Not sure I understand your last two posts. Am not ignoring them intentionally.

My interest here is not in the issue, but rather in whether you (anyone reading this) think that it is ok for government in a free society to promote particular viewpoints, i.e. the viewpoint held by the majority. "To the victor go the spoils." In a democracy, in which government action is theoretically chosen by the majority, should those spoils include the power to use the government purse to turn the majority view into the universal mob view?

Wo'O Ideafarm (talk)05:25, 6 April 2013

As before, I will recommend against making wrong claims. I find that there is no evidence of Sydney majority being against gay rights nor of Sydney government being biased.

Gryllida05:34, 6 April 2013

No, no. In all of the above I have assumed that the queer viewpoint is the majority viewpoint. The issue here is whether it is proper for the majority to capture the government purse and use those funds to expand their majority even further.

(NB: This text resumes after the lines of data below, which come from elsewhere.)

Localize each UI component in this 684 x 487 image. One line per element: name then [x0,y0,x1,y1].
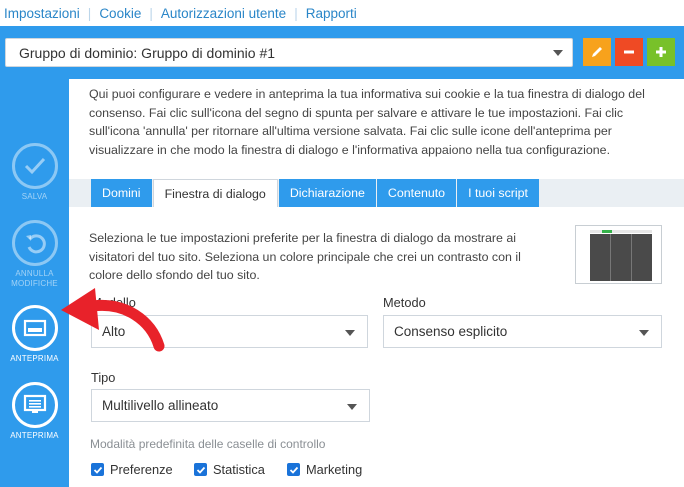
dialog-preview-thumbnail[interactable] [575,225,662,284]
nav-cookie[interactable]: Cookie [99,6,141,21]
preview-dialog-button[interactable]: ANTEPRIMA [0,305,69,364]
tab-dichiarazione[interactable]: Dichiarazione [278,179,376,207]
undo-icon [25,234,46,254]
save-label: SALVA [21,192,48,201]
minus-icon [624,50,634,54]
plus-icon [656,47,666,57]
undo-label-line2: MODIFICHE [11,279,58,288]
check-icon [196,466,205,474]
nav-separator: | [149,5,153,21]
tabs-bar: Domini Finestra di dialogo Dichiarazione… [69,179,684,207]
tabs: Domini Finestra di dialogo Dichiarazione… [91,179,540,207]
check-icon [289,466,298,474]
preview-dialog-label: ANTEPRIMA [10,354,59,363]
top-nav: Impostazioni | Cookie | Autorizzazioni u… [0,0,684,26]
intro-text: Qui puoi configurare e vedere in antepri… [89,87,645,157]
remove-domain-button[interactable] [615,38,643,66]
nav-rapporti[interactable]: Rapporti [306,6,357,21]
preview-dialog-circle [11,305,58,351]
tipo-label: Tipo [91,370,116,385]
chevron-down-icon [347,404,357,410]
nav-autorizzazioni-utente[interactable]: Autorizzazioni utente [161,6,286,21]
chevron-down-icon [553,50,563,56]
dialog-preview-icon [23,319,46,337]
chevron-down-icon [345,330,355,336]
nav-impostazioni[interactable]: Impostazioni [4,6,80,21]
chevron-down-icon [639,330,649,336]
dialog-settings-description: Seleziona le tue impostazioni preferite … [89,231,521,282]
tipo-select[interactable]: Multilivello allineato [91,389,370,422]
save-button[interactable]: SALVA [0,143,69,202]
tab-domini[interactable]: Domini [91,179,152,207]
save-circle [11,143,58,189]
metodo-label: Metodo [383,295,426,310]
checkbox-mode-label: Modalità predefinita delle caselle di co… [90,437,326,451]
modello-label: Modello [91,295,136,310]
checkmark-icon [24,157,45,175]
tab-contenuto[interactable]: Contenuto [376,179,457,207]
pencil-icon [592,47,602,57]
preview-declaration-circle [11,382,58,428]
metodo-select[interactable]: Consenso esplicito [383,315,662,348]
checkbox-preferenze-label: Preferenze [110,462,173,477]
checkbox-marketing[interactable]: Marketing [287,462,362,477]
main-panel: Qui puoi configurare e vedere in antepri… [69,79,684,487]
metodo-value: Consenso esplicito [394,324,508,339]
tab-finestra-di-dialogo[interactable]: Finestra di dialogo [152,179,278,207]
thumbnail-body [590,234,652,281]
thumbnail-bar [590,230,652,233]
sidebar: SALVA ANNULLA MODIFICHE ANTEPRIMA ANTEPR… [0,79,69,487]
domain-group-select[interactable]: Gruppo di dominio: Gruppo di dominio #1 [5,38,573,67]
preview-declaration-label: ANTEPRIMA [10,431,59,440]
undo-changes-button[interactable]: ANNULLA MODIFICHE [0,220,69,289]
monitor-icon [23,394,46,413]
preview-declaration-button[interactable]: ANTEPRIMA [0,382,69,441]
checkbox-statistica-box[interactable] [194,463,207,476]
edit-domain-button[interactable] [583,38,611,66]
modello-value: Alto [102,324,126,339]
checkbox-marketing-box[interactable] [287,463,300,476]
thumbnail-column-divider [631,234,632,281]
checkbox-preferenze-box[interactable] [91,463,104,476]
nav-separator: | [87,5,92,21]
tab-i-tuoi-script[interactable]: I tuoi script [457,179,539,207]
check-icon [93,466,102,474]
checkbox-statistica-label: Statistica [213,462,265,477]
thumbnail-accent [602,230,612,233]
modello-select[interactable]: Alto [91,315,368,348]
checkbox-preferenze[interactable]: Preferenze [91,462,173,477]
domain-group-value: Gruppo di dominio: Gruppo di dominio #1 [19,44,276,61]
tipo-value: Multilivello allineato [102,398,219,413]
checkbox-marketing-label: Marketing [306,462,363,477]
nav-separator: | [294,5,298,21]
undo-circle [11,220,58,266]
undo-label-line1: ANNULLA [15,269,54,278]
thumbnail-column-divider [610,234,611,281]
checkbox-statistica[interactable]: Statistica [194,462,265,477]
add-domain-button[interactable] [647,38,675,66]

Wo'O Ideafarm (talk)05:43, 6 April 2013

The point you appear to be making is this: You are lobbying for a militant pro-heterosexual/anti-human rights position, while ignoring the economic issues and community issues involved that actually have nothing to do with any sort of alleged homosexual agenda... you have failed to respond to any inquiries demonstrating knowledge of the negative economic impact to remove it, the additional government cost for removing it, and the issue of negative community response towards the police and government for removing it. You also appear to be pushing for a non-neutral point of view by suggesting equal time be given to a minority, bigoted position.

Also, and I may regret this, what majority? Almost every study I have seen indicates 1 to 10% of the population is non-heterosexual. These numbers have not changed substantially in any of the research I have read dating back 50 years.

LauraHale (talk)00:14, 7 April 2013
 
 
 
 
 

Rainbow walkway

Wow, talk about government waste. It cost over three times as much to paint over as it cost to paint the rainbow colors. I thought only we Americans pissed away money so frivolously! As to the negative publicity from the view point of a heterosexual male, way to shoot yourself in the foot Sidney Government.

70.176.168.68 (talk)01:13, 4 April 2013

Is the article saying that AU$46,000 was spent for ONE month of a rainbow, more than AU$1,000 per day?

I've seen ZERO coverage in the news media of the opposing viewpoint. What are the locals saying, both FOR and AGAINST, regarding this expenditure and this very visible statement?

Wo'O Ideafarm (talk)05:26, 4 April 2013

The locals support it: It is good for local businesses by bringing additional tourist dollars and creates community goodwill following an ugly incident at Mardi Gras. The costs were for painting the road and then repainting the road. There is real coverage of "paint over the rainbow!" because outside the one or two people in the government, no one has this position.

And yeah, the major expense at this point, if you are wanting to save money, would be to paint it over. Suggesting you want the rainbow to go for monetary reasons is counterproductive because of that.